Your younger self sensed, correctly, that something more is needed. If he made an error, I would say it was in supposing that more of the same could make a difference: that extra mathematical physics can solve the hard problem. Even if it's there, and causally relevant, it's just more physics. What's needed is new ontology. Realist fundamental physics is ontology, so a change there does mean new ontology, but if it's just mathematics, it's not enough. We have to remember that subjectively speaking, the mathematical image of the world was created by deliberately excluding from consideration certain aspects of experience as "secondary", and that the hard problem of consciousness arises from this unfinished business.
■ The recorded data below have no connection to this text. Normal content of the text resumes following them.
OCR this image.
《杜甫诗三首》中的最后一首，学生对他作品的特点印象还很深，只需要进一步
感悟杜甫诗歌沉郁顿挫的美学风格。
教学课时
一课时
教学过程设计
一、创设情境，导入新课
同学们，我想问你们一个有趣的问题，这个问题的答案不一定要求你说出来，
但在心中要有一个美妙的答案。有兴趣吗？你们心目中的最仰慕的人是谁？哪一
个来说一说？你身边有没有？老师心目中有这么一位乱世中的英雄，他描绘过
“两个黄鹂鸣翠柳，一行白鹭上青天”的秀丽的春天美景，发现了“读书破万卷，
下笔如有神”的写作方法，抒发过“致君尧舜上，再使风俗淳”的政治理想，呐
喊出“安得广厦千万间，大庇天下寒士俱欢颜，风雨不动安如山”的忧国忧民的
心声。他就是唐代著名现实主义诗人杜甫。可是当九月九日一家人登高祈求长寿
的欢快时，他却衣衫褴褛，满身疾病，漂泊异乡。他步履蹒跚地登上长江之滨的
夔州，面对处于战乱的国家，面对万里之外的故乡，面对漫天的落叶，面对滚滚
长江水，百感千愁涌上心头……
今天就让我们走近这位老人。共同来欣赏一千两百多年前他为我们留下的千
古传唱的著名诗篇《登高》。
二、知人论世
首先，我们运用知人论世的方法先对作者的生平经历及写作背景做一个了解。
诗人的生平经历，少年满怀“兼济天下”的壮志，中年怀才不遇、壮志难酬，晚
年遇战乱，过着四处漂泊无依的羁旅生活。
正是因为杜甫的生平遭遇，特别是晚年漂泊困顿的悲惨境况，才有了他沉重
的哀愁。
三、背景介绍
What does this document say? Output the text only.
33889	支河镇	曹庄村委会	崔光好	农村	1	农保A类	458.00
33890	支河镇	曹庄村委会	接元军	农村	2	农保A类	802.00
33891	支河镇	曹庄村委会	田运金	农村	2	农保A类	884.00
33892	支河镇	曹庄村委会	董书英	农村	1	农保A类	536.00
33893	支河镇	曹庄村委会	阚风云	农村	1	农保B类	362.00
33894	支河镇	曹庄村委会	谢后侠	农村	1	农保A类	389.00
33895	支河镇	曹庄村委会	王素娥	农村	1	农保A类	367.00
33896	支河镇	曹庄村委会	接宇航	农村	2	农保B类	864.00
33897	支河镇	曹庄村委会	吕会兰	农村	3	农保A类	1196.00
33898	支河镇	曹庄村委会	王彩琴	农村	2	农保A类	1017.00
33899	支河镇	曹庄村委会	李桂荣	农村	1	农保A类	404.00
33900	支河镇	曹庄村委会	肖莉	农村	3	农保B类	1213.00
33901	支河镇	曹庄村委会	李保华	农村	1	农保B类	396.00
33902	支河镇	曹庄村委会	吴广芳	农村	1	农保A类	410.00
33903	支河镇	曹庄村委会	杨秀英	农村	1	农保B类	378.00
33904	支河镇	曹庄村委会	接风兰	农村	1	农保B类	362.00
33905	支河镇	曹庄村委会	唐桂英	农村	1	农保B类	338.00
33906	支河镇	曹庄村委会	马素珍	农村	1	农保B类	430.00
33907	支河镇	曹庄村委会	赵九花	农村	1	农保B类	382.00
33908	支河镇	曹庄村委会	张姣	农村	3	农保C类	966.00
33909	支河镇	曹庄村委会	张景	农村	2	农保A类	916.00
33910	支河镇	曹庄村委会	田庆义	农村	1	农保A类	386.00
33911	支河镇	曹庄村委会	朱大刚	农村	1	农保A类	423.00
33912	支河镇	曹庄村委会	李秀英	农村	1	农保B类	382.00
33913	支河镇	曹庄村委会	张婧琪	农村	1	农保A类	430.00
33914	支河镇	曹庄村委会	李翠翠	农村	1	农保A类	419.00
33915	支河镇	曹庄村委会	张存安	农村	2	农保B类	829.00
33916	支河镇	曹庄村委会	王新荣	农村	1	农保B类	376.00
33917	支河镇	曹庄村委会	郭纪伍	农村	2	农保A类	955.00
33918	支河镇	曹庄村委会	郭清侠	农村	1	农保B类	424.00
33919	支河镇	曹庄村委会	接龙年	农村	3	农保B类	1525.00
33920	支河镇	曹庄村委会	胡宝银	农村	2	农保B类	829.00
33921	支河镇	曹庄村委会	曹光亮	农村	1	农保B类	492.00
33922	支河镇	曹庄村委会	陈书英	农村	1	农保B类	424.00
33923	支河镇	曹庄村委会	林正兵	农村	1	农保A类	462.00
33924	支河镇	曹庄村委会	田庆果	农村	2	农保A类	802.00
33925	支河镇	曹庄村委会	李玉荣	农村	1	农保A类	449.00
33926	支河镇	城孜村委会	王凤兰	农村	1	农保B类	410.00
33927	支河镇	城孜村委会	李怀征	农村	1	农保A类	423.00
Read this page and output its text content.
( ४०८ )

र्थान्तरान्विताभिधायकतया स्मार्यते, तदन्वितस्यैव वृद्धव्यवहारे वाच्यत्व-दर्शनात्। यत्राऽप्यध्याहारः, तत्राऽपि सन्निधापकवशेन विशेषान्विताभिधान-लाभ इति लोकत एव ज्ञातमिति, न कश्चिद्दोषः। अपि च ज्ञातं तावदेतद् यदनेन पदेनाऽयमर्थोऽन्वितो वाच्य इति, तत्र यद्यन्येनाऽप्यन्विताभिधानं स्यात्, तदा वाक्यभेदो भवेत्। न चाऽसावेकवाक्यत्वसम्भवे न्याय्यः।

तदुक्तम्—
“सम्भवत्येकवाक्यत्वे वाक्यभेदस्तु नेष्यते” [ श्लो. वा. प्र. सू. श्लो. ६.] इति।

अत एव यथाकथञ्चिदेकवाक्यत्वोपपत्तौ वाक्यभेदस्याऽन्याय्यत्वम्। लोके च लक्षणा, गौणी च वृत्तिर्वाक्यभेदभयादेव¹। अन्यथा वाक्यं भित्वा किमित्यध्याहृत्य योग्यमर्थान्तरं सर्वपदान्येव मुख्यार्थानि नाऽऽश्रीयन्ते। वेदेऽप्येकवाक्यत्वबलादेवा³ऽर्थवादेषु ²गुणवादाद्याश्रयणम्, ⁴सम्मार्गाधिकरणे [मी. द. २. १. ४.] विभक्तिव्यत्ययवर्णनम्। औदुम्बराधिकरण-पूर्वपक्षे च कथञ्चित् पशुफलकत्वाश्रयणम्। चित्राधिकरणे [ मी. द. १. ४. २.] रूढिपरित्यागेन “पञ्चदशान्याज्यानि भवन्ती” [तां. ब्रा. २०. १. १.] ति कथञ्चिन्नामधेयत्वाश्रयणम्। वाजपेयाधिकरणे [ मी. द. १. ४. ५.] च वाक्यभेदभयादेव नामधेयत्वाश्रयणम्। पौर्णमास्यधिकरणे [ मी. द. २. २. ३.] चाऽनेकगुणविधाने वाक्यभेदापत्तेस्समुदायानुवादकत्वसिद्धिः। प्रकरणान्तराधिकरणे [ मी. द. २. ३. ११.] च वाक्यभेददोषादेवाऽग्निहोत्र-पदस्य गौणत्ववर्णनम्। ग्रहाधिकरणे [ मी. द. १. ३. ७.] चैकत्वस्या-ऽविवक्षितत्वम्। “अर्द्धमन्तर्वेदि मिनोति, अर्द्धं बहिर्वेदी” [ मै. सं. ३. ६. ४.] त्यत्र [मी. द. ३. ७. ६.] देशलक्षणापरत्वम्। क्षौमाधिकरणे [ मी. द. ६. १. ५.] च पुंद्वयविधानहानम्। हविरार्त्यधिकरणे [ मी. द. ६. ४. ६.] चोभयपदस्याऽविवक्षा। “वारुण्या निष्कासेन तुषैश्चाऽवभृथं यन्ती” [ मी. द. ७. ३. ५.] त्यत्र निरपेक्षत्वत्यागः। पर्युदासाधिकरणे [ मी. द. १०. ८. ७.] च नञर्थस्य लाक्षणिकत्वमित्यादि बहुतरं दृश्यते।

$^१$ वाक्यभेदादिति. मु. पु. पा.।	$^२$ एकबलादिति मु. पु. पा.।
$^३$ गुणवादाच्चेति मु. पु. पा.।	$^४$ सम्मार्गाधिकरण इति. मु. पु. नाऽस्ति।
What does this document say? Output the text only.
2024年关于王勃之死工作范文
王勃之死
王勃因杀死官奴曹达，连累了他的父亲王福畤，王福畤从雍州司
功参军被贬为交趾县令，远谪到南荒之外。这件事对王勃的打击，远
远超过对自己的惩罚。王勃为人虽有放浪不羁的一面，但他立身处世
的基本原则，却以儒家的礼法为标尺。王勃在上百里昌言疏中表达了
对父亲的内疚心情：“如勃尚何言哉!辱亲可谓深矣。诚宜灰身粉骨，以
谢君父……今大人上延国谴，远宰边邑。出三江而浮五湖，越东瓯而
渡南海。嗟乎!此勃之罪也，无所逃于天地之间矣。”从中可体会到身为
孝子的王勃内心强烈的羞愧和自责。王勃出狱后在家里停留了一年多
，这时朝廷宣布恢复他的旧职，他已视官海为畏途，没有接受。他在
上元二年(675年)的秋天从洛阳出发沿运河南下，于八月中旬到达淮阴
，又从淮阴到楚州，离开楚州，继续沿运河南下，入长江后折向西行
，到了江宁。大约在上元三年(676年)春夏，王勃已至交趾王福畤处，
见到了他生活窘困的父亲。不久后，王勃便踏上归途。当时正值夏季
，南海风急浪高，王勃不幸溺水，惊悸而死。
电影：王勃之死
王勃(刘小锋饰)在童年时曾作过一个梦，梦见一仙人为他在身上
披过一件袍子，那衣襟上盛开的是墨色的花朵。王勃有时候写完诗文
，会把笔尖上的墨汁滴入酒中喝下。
I've given my prescription in comments elsewhere: transcendental idealism, transcendental phenomenology, and a quantum monadology in which the qualities revealed in appearance are taken to be the ontological content behind the mathematical formalism used to describe the physical correlates of consciousness.

Even though they are based on the impoverished ontology of mathematical physics, according to which quantity and causality are everything, I do think some of your qualitative methodological principles are still relevant to these deeper investigations. But they would have to be applied in a frame of mind which no longer tries to ground everything in mathematics as we know it, and remains open to aspects of being which fall radically outside anything we know how to formalize at present.

Comment author: mitchell_porter2 17 May 2008 07:12:28AM 1 point [-]

A belated meta-response to Caledonian: this is your earlier remark to which I referred. We may have no more than a terminological difference. As I said above, I would (hope to) never say "A exists relative to B", only that A was detectable, rationally inferable, etc., relative to B. It's too confusing to use "existence" as if it only means "epistemically assertible existence".